メッセージは明確で、普段通りの4-4-2で戦うことである。前半の戦い方は良くなかったことの裏返しとも言える。後半立ち上がりには途中投入の山田雄士が惜しいシュートを放つなど、勢いはレイソルにあった。しかし、55分にヴェルディがまたも勝ち越しゴールを奪う。
ヴェルディの右サイドから、ボランチの森田がフリーでクロスを上げる。するとGK佐々木雅士が反応するが、ボールを弾く対応となる。これを拾った左WBの翁長が、右足でゴールの角隅に決めてみせた。
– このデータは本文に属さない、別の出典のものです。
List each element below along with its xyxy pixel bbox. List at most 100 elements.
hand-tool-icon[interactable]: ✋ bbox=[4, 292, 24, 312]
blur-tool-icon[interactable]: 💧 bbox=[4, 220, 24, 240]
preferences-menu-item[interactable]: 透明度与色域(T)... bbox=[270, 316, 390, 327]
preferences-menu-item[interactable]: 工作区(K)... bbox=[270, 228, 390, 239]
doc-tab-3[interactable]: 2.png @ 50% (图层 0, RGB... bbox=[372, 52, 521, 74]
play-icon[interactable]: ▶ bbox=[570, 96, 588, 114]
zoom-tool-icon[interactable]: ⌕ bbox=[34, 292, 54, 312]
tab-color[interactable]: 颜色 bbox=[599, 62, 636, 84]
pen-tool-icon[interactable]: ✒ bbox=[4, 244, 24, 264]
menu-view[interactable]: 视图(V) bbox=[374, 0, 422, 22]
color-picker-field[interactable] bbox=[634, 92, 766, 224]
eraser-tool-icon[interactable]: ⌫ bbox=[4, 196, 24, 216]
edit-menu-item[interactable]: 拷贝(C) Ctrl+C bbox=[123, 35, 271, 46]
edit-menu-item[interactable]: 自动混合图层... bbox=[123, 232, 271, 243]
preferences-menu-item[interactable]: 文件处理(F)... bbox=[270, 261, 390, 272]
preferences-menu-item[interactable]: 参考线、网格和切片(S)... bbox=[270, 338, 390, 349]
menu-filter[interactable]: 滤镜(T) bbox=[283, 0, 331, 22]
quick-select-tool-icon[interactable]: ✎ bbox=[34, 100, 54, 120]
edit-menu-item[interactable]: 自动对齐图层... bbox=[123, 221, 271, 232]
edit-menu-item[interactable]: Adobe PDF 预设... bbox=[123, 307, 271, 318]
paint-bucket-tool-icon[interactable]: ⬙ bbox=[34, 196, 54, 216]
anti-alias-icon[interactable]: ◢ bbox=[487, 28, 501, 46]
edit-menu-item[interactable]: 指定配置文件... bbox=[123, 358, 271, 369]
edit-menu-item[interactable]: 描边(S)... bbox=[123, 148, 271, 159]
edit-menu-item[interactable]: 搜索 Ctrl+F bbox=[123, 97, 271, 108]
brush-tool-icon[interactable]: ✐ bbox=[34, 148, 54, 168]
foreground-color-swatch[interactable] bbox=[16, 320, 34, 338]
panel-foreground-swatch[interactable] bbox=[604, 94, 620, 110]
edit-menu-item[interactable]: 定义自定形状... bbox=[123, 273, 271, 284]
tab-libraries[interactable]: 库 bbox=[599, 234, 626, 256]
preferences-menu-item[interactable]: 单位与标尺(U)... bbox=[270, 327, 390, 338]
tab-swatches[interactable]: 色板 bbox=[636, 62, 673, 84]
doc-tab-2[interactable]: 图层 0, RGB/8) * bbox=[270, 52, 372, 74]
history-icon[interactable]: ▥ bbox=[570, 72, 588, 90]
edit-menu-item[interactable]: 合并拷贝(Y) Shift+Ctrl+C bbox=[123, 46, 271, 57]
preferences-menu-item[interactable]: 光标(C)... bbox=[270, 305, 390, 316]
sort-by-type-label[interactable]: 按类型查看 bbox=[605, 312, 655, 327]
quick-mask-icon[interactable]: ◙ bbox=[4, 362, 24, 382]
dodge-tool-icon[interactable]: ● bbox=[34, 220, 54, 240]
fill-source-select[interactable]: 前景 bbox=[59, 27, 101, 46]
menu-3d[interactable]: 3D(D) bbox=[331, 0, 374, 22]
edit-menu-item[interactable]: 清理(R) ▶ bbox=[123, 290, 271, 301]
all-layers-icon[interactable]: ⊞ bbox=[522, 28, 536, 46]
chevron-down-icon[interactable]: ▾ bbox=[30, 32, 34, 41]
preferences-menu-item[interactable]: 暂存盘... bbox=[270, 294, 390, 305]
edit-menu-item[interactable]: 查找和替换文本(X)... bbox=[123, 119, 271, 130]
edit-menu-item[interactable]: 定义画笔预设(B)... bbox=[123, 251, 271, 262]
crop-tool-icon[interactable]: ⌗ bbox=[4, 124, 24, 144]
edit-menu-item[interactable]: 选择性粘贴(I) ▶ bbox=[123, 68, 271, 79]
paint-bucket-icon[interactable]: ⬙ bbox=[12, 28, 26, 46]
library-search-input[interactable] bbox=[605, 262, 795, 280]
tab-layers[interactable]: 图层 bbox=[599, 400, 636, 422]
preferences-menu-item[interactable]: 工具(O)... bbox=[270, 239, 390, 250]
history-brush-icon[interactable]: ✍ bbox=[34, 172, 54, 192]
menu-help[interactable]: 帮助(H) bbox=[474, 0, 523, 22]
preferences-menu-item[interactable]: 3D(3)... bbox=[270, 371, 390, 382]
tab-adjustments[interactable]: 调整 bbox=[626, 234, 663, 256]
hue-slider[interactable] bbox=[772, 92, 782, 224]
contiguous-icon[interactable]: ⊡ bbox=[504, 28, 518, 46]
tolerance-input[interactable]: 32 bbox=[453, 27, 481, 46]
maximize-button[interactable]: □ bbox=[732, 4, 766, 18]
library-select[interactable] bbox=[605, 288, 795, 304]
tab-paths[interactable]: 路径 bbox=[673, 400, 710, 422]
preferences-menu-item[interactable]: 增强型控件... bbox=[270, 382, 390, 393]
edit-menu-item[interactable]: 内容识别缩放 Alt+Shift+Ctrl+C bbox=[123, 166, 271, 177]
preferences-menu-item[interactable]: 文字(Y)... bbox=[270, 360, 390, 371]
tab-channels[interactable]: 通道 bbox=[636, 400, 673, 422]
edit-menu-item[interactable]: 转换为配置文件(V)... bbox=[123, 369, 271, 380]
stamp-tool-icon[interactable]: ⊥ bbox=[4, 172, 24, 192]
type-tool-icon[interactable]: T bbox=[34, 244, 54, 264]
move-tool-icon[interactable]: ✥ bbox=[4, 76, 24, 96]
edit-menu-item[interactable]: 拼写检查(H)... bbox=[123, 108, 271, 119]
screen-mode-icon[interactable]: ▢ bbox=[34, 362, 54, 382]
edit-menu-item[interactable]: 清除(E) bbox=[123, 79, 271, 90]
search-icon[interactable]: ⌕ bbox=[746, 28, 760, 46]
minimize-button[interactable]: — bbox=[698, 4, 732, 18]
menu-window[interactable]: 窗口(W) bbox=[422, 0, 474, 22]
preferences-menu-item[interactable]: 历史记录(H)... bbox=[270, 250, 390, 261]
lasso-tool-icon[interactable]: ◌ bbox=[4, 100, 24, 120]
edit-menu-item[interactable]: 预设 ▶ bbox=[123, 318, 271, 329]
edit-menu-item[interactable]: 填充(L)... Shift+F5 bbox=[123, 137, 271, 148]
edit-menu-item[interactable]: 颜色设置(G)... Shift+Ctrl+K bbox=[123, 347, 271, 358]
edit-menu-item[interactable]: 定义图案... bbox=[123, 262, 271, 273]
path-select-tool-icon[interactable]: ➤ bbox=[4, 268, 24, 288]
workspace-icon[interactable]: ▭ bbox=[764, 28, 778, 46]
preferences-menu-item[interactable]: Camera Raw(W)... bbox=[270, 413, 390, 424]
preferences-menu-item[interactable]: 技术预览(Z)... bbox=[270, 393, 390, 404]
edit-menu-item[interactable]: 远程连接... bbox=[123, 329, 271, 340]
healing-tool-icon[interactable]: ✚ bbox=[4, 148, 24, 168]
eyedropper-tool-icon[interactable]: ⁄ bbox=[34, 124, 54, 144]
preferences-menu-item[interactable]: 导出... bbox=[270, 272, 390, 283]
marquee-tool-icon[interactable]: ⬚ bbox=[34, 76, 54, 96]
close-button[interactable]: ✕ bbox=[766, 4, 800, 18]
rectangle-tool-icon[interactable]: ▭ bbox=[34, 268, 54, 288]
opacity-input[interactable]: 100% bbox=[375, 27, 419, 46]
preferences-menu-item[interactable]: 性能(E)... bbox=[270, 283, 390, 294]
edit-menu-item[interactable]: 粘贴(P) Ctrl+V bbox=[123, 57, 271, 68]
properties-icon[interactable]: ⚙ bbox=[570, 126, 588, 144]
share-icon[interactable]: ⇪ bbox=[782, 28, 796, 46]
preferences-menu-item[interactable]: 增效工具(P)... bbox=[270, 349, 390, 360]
このシーンでは4バックに戻した事が仇となった。5バックのままであれば、翁長に対して明確にマークしていたからである。しかしこの場面では、関根が走り込んできた山見をマークしていたため、フリーにさせてしまっていた。この時の山田雄士のポジションは翁長よりも中央の位置で、アプローチするには遠かった。
中断期間で修正を
2023シーズン終盤から堅守を持ち味としてきたが、ここ最近は守備が不安定である。サンフレッチェとの試合の反省からマークを明確にするために採用した、5−4−1は機能せず連敗となってしまい、暗雲が垂れ込んでいる。一部サポーターからはブーイングが飛んだ。
次節はジュビロ磐田との大一番である。ここでは何としてでも勝利を収めなければいけない。約2週間の中断期間にどのような修正を行うかで、残留への可能性は大きく変わってくるだろう。